In 2012 the WHO State of the Science of Endocrine Disrupting Chemicals Report described EDCs as a ‘global threat that needs to be resolved’ because they can interfere with the development and function of organs and tissues.
A statement last year from the Endocrine Society said that the growing evidence for the effects of EDCs leaves no doubt that they contribute to rising rates of chronic disease including obesity and type 2 diabetes.
“But there are a number of studies that show it’s possible to reduce exposure – one US study found that when families ate fresh organic food for three days, their levels of BPA dropped by 66 per cent and their levels of phthalates by 55 per cent,” Cohen says.
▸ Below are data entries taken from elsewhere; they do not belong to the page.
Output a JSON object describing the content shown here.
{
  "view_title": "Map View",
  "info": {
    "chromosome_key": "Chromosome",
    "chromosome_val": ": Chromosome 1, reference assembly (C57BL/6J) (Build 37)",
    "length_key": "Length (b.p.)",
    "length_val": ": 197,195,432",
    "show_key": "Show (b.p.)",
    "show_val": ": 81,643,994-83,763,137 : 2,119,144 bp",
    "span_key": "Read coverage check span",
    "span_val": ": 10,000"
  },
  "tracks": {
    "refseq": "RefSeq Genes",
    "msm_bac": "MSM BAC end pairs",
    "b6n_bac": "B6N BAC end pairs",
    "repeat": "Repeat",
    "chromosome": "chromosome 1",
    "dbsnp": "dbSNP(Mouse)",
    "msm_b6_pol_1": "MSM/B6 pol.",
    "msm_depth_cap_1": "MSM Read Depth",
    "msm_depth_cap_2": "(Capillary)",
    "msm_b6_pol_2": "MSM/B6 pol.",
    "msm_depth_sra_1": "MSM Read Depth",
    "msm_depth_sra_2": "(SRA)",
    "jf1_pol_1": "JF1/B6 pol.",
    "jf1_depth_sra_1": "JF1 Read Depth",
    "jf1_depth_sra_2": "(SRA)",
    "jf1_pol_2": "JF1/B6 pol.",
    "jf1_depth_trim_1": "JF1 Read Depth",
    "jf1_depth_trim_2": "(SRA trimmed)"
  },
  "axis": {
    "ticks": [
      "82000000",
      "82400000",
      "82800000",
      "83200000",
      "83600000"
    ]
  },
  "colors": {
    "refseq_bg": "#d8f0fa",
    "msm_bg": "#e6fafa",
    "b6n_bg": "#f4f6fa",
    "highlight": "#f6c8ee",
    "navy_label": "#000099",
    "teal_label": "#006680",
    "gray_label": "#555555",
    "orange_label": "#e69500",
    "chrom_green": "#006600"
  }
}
- Buy products packaged in non- plastic containers. This isn’t always easy – even whole foods like yoghurt come in plastic but, where possible, favour products packaged in glass, cardboard or paper or better still, products with no packaging.
- Learn to cook. Eating more fresh food and less highly processed food automatically reduces the amount of food you eat that’s packaged in plastic.
- Eat more organic food. Cohen’s own research in adults found that after just one week on a diet made up of 80 per cent organic food there was a 90 per cent reduction in urinary output of organophosphate residues. Not everyone can afford a diet that’s mostly organic so Cohen suggests buying organic when it comes to produce that’s heavily sprayed such as leaves and berries and favouring organic animal products like meat and dairy. “Toxic chemicals magnify up the food chain so they accumulate in animals,” he says.
- Avoid using plastic in a microwave – use microwavable ceramic or glass containers.
- Avoid plastic drinking bottles; use food storage containers made of glass, not plastic. BPA-free labels on plastic bottles and food containers aren’t necessarily reassuring. There’s evidence that a BPA substitute – Bisphenol S – may be problematic too.
- Wash hands frequently. Flame retardant chemicals can end up in household dust.
- Avoid personal care products containing artificial fragrance or ‘parfum’. They are likely to contain phthalates.
- Keep plastic out of the nursery. A child’s world is full of plastic, points out Cohen – opt for more wooden toys and non-plastic cups, bottles and dishes.